Ah, so the title of a preference pane and its filename (sans suffix) are two separate pieces of data. Given what I’ve learned about Cocoa patterns from my experience with iPhone development, perhaps the title is stored in Info.plist inside the .prefPane. So I look at the file.

Nope, no title. But wait, this is a core piece of the OS, so it’s probably localized… and I find a likely candidate in the value of CFBundleName, ”Language & Text”, in Resources/English.lproj/InfoPlist.strings.

So perhaps Quicksilver appends “Mac OS X Preference Pane” to all .prefPane files. Perhaps it acts similarly for other file types. I wonder…
This sort of digression seems to be a central aspect of how I learn to work with software. It’s a similar kind of seemingly-undirected absorption of seemingly-insignificant facts.

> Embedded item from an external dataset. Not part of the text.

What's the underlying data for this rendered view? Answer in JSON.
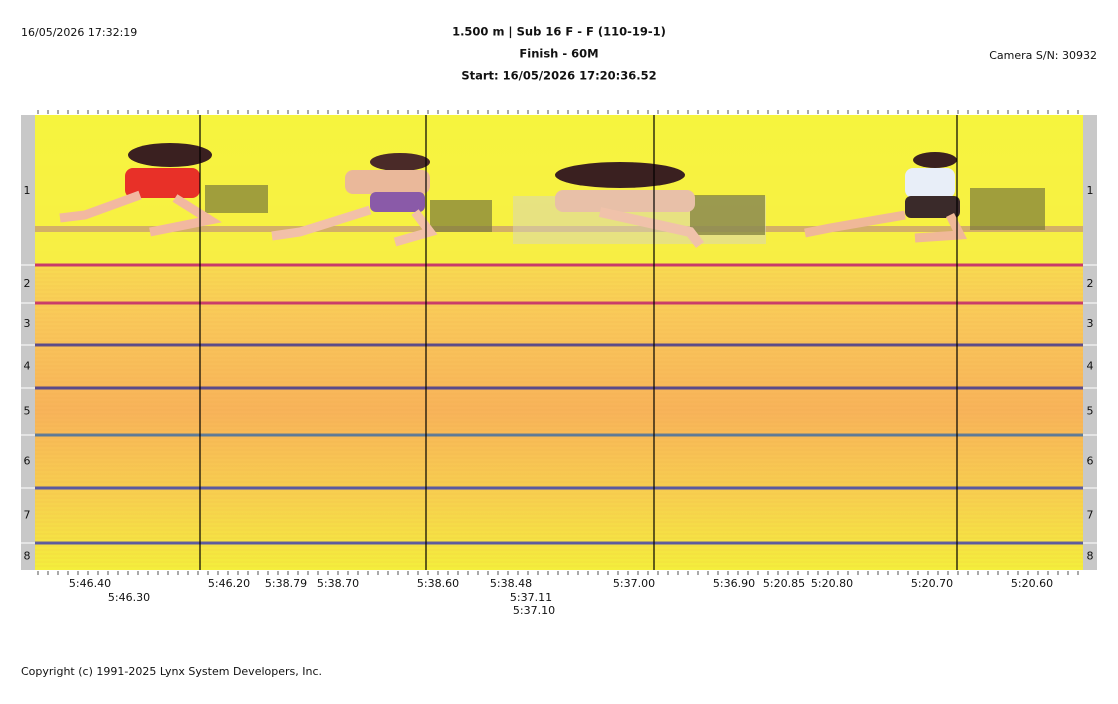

I suppose it’s a cost of complexity; one becomes accustomed, when working with software, to being constantly engaged in modeling, little by little, the behavior of systems created from the efforts of dozens, thousands, millions of people working in the field of computing over many decades.
Now, we in the field have striven to be careful and clever and have devised many strategies for making this complexity manageable, mainly through tactics of abstraction. But it’s still pretty damn difficult.
To update an old koan, “If you think you have a problem that you can solve with an abstraction: now you have two problems.”